Statement of Purpose The study aims to explore the trend of survival rates associated with recurrent overdose, and evaluate the effectiveness of MAT among the West Virginia (WV) Medicaid population.
Methods The primary outcome events include recurrent overdose and death. The occurrence of first nonfatal overdose was identified and an overdose cohort was then determined to allow 12 months of observation after the event. Kaplan–Meier method and log-rank test were used to assess the difference of time-to-events between subgroups.

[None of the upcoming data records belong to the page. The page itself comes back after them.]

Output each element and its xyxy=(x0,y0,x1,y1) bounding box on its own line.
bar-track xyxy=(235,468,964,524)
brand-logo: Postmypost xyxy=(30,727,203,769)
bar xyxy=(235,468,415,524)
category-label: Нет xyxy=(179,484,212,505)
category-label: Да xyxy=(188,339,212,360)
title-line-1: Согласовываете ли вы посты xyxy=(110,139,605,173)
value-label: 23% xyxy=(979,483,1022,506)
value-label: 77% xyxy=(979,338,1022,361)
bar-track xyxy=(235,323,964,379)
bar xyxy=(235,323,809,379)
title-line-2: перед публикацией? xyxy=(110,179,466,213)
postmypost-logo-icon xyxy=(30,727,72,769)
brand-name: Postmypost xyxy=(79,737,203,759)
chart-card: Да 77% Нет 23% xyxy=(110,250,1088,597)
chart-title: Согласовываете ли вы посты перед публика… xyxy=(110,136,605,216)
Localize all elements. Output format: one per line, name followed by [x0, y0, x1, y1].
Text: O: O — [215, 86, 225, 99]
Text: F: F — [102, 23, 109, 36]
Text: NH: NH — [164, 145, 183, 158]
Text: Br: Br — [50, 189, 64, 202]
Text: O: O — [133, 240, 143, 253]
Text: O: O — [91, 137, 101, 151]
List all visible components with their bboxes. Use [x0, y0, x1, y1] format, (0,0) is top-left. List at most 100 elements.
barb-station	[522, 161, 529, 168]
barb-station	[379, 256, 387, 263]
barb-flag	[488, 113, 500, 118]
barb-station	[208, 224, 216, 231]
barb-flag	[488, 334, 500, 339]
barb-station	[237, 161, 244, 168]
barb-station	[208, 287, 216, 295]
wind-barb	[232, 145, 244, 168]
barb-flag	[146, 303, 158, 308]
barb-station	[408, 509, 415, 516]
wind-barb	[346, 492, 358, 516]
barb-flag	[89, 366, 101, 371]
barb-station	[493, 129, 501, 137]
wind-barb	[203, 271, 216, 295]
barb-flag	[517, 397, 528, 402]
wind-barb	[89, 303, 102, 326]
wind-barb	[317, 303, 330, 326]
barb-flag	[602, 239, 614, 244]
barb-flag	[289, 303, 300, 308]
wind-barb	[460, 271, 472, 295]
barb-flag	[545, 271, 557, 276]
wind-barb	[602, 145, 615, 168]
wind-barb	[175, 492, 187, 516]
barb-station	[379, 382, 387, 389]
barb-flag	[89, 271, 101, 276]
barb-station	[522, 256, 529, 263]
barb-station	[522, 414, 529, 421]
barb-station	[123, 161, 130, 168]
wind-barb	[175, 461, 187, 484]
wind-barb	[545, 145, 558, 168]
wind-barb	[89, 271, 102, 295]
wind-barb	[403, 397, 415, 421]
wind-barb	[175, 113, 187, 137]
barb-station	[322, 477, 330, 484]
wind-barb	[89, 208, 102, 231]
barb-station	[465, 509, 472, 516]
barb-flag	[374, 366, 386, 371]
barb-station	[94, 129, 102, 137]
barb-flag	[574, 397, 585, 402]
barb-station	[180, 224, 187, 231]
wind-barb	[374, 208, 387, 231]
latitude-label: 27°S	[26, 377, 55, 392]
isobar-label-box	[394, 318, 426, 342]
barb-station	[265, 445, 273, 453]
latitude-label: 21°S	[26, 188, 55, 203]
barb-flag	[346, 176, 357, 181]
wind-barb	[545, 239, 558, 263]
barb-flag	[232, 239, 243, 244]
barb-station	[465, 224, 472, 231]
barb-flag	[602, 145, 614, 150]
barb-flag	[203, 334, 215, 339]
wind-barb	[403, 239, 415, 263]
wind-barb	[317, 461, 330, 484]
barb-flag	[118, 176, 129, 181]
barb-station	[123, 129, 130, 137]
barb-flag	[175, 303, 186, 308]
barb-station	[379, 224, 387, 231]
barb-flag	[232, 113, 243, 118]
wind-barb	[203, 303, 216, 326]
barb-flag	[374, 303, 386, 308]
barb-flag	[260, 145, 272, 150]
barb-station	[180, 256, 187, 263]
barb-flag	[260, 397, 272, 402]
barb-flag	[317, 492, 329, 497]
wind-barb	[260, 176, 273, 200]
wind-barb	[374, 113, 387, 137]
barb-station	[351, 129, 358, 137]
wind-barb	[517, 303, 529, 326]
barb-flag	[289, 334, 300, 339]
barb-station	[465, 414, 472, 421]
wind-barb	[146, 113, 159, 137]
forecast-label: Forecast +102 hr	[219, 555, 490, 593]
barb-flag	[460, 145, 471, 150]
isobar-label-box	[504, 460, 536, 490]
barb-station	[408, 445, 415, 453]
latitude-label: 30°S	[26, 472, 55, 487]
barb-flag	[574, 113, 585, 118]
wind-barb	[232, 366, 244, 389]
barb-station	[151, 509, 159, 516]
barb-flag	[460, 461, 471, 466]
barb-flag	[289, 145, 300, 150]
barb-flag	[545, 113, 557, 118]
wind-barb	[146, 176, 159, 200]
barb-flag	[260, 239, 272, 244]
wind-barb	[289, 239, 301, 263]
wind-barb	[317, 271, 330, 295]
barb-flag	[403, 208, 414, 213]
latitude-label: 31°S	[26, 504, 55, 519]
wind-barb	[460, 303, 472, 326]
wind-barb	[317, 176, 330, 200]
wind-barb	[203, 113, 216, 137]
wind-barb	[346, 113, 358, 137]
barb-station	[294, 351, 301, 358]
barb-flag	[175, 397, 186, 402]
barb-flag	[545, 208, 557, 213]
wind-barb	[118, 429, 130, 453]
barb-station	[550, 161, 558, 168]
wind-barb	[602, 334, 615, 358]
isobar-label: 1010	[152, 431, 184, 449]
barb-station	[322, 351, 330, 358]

Results A total of 446565 (87%) continuously enrolled WV Medicaid beneficiaries from 2014 to 2016 were analyzed in the study. The overdose cohort included 2081 subjects, and 261 (12.5%) subjects experienced recurrent overdose. Only 483 subjects received MAT other than methadone, and approximately 29% (N=139) of them initiated MAT after the index overdose. People who experienced a recurrent overdose in the 12 month follow the index overdose had a rapidly decreased survival rates, compared with those who did not (p=0.0123). For subjects who received any MAT and those who had longer duration receiving MAT were both significantly associated with a higher survival rates (p=0.0398 and 0.0458). Surprisingly, people who received any MAT were associate with a non-significantly higher incidence rates of recurrent overdose. This situation was further compounded by the observation that an early initiation of MAT after the index overdose was associated with a non-significantly lower survival rates.
Conclusion Recurrent nonfatal overdose increases mortality risk. Although MAT has been proven to be effective in preventing death, many subjects received MAT too late to be saved from another overdose event.
Significance Findings from this study will provide compelling evidence to inform MAT expansion and policy reform efforts in West Virginia to timely deliver MAT to fulfill patients’ urgent needs.